Subtly but surely, DuFour reminds us that while we are outstanding educators, we must also examine what our motives for our practices actually are: are they created to make us comfortable as teachers, or are they designed to help our students—all students—learn? This fundamental question is one that schools all over the United States and around the world must answer. It’s not a question we must answer only once; it is a question we must revisit every year, every month, and—in my own case, as I consider my team’s PLC work, or as I look at a struggling student and feel like ignoring him because he’s ruining my lesson plan by not learning—even every day or every class period. It’s a mantra of sorts: am I about students learning, or am I about my own teaching? DuFour is clear on this point, and this change is not simply semantic. It is tectonic.

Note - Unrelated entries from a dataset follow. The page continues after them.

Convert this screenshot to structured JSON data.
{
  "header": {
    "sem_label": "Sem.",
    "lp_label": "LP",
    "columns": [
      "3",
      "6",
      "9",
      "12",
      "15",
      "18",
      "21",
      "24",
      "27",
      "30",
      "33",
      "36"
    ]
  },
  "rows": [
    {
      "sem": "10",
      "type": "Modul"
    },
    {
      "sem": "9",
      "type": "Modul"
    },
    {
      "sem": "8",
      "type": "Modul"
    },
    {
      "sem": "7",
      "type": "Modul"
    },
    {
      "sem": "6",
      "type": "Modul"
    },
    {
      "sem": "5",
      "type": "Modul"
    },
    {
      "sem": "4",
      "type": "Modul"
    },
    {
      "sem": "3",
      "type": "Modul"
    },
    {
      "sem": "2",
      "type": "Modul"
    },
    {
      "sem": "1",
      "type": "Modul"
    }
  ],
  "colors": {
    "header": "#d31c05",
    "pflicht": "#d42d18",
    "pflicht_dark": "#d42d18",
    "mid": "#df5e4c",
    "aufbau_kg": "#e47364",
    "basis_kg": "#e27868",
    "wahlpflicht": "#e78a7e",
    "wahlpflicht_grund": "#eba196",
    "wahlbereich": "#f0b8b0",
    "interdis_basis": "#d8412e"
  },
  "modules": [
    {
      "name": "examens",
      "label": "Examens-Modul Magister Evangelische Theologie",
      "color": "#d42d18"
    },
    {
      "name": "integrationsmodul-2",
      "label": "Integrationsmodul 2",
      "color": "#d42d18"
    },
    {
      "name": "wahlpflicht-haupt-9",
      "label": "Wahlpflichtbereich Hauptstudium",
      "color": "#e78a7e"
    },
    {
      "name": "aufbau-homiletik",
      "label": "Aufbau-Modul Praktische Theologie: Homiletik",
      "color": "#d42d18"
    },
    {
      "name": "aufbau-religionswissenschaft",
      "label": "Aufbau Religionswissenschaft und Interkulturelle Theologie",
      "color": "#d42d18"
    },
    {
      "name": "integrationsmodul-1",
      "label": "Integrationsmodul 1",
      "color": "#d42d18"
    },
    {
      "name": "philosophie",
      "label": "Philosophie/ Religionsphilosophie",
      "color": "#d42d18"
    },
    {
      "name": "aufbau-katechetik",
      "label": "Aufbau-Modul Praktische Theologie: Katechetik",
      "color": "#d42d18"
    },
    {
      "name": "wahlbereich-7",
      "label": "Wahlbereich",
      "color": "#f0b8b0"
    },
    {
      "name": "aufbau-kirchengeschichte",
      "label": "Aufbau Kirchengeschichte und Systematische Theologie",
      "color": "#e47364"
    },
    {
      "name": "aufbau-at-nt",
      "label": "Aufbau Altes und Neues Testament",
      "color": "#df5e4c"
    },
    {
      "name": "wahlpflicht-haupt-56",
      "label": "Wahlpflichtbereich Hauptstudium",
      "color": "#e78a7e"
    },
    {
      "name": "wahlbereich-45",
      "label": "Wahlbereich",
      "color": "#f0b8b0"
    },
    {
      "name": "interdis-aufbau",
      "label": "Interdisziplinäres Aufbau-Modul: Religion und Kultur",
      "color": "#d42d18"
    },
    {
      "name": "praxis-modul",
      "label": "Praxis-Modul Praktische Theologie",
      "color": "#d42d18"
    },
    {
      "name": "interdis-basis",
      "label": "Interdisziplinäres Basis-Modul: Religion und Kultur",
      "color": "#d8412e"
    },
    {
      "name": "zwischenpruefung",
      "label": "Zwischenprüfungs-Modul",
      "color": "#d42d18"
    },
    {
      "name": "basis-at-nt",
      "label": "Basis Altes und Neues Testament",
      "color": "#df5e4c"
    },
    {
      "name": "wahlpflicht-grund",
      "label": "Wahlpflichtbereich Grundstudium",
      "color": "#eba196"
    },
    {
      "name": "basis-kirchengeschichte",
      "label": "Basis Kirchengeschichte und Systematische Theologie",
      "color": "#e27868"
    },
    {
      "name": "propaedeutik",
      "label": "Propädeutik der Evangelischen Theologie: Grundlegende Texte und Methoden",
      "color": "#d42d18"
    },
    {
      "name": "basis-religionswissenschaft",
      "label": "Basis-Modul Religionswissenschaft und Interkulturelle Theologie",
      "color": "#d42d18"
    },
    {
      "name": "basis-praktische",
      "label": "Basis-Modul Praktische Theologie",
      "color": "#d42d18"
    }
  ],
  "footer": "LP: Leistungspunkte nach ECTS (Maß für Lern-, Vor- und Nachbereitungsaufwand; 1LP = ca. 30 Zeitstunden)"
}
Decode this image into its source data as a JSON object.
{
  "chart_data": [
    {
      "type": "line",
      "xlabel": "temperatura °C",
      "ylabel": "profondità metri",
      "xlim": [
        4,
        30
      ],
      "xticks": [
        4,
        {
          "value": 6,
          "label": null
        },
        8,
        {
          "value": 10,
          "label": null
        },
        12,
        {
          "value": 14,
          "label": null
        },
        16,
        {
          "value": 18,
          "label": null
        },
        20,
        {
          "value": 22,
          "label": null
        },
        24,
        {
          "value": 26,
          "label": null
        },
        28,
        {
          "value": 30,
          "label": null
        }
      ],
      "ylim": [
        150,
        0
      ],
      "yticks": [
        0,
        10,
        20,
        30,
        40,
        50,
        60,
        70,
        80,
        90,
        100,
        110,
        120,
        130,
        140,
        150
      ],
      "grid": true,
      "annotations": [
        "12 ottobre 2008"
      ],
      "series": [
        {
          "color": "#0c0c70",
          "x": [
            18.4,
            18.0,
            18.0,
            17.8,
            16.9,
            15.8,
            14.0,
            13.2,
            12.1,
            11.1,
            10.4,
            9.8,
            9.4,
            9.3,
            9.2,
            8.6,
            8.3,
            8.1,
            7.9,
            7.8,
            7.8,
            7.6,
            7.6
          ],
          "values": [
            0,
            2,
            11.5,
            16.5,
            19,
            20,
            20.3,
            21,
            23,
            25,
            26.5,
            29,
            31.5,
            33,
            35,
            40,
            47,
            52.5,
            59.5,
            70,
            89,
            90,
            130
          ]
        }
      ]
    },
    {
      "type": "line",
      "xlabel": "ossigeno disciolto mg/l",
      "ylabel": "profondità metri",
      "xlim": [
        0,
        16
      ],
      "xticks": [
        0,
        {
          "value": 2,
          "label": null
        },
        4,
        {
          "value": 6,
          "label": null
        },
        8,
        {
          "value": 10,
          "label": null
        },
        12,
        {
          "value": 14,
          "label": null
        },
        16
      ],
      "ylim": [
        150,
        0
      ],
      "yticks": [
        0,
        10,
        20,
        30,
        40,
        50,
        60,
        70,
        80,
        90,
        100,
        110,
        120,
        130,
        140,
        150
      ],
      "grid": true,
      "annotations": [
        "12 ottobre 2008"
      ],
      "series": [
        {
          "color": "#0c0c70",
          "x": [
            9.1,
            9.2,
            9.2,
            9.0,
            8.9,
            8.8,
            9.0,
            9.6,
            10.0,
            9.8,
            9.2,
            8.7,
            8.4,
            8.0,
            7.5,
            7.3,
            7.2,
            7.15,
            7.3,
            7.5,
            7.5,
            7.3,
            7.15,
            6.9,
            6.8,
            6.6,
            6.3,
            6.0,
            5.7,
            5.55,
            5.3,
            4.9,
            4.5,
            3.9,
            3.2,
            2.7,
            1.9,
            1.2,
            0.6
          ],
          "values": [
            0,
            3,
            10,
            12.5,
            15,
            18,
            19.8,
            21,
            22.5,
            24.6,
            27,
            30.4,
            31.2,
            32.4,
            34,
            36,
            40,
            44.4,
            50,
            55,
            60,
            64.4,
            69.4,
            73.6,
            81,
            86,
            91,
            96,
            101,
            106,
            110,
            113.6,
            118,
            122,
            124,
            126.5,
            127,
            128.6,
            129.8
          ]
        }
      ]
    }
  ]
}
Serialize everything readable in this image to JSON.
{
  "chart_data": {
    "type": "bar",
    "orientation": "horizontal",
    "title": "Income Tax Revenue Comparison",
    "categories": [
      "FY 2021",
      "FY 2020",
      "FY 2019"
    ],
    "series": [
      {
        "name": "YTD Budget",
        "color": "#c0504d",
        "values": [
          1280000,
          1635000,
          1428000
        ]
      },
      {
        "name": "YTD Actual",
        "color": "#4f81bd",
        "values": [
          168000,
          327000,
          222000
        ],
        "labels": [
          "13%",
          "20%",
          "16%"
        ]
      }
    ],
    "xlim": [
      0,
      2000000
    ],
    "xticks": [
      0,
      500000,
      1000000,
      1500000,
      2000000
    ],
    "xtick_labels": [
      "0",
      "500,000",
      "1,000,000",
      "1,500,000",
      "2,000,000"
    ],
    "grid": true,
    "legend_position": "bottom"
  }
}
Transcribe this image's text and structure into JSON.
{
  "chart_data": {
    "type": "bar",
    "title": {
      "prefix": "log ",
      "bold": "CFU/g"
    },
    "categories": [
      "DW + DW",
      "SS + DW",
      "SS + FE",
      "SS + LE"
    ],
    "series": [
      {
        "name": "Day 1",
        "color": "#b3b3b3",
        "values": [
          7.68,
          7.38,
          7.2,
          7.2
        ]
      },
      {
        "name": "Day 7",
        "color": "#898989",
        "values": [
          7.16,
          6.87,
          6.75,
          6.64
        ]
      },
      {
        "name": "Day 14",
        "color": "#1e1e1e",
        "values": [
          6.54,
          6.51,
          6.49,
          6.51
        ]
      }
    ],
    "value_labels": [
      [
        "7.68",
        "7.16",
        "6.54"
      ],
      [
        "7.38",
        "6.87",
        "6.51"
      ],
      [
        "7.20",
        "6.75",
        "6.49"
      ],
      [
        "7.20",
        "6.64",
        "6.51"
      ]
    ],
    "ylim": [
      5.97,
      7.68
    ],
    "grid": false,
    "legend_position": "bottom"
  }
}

As I continued reading In Praise of American Educators, I also appreciated DuFour’s constant iconoclasm regarding things, ideas, or even people which do not contribute to student learning. Again, I hear his voice in the words, especially in chapters which have become DuFour’s hallmarks: how to address resistance towards collaborative cultures, and how to lead a school towards more meaningful work—both of which are topics of presentation sessions I have heard from Dr. DuFour. Rarely if ever does the author seem coercive; rather, his extensive research of seemingly all major educational theorists support his ideas about staff development and student learning. While reading, I was once again convinced of the efficacy of PLCs as DuFour argued for the struggling student to have the same opportunities as the star student. He writes, “Why can’t [a school’s master schedule] allow for a student who needs intensive reading help, but loves art, to participate in both [just as the star student is allowed to participate in AP and, say, music]?” It is exactly for these reasons that I became a teacher, and I would guess that nearly all of the teachers I have worked with in the last 20 years would agree: we are not in this business to keep students down; we are in this business to lift students up. In Praise of American Educators explains as well as any book on education I have ever read just how to accomplish this minor miracle.
And ultimately that is the message of In Praise of American Educators: continue performing the every-day miracle of lifting all students up by working together as a community. DuFour writes:
Those who take this path less chosen will embrace and articulate the moral imperative of ensuring high levels of learning for all students and will acknowledge that creating the conditions for addressing that imperative lies within their sphere of influence.
I like this quote not just for the administrators it was intended, however, and I think Dr. DuFour would agree with me. I like it for teachers as well. In fact, he argues for just that—we teachers must realize that the imperative for helping all students learn at high levels lies within our sphere of influence if we work collaboratively.
In Praise of American Educators (And How They Can Become Even Better) should be required reading for any educator curious about the why of PLC work. Because it is framed within a defense of educators against an unrelenting, unsympathetic media assault designed to keep the status quo as well as convey heavily-monied political agendas, we teachers are given reasons for pause and reflection as we carry on our most noble kind of work.
After finishing the book, I experienced a pretty familiar feeling: We are fortunate to have Rick DuFour in our corner.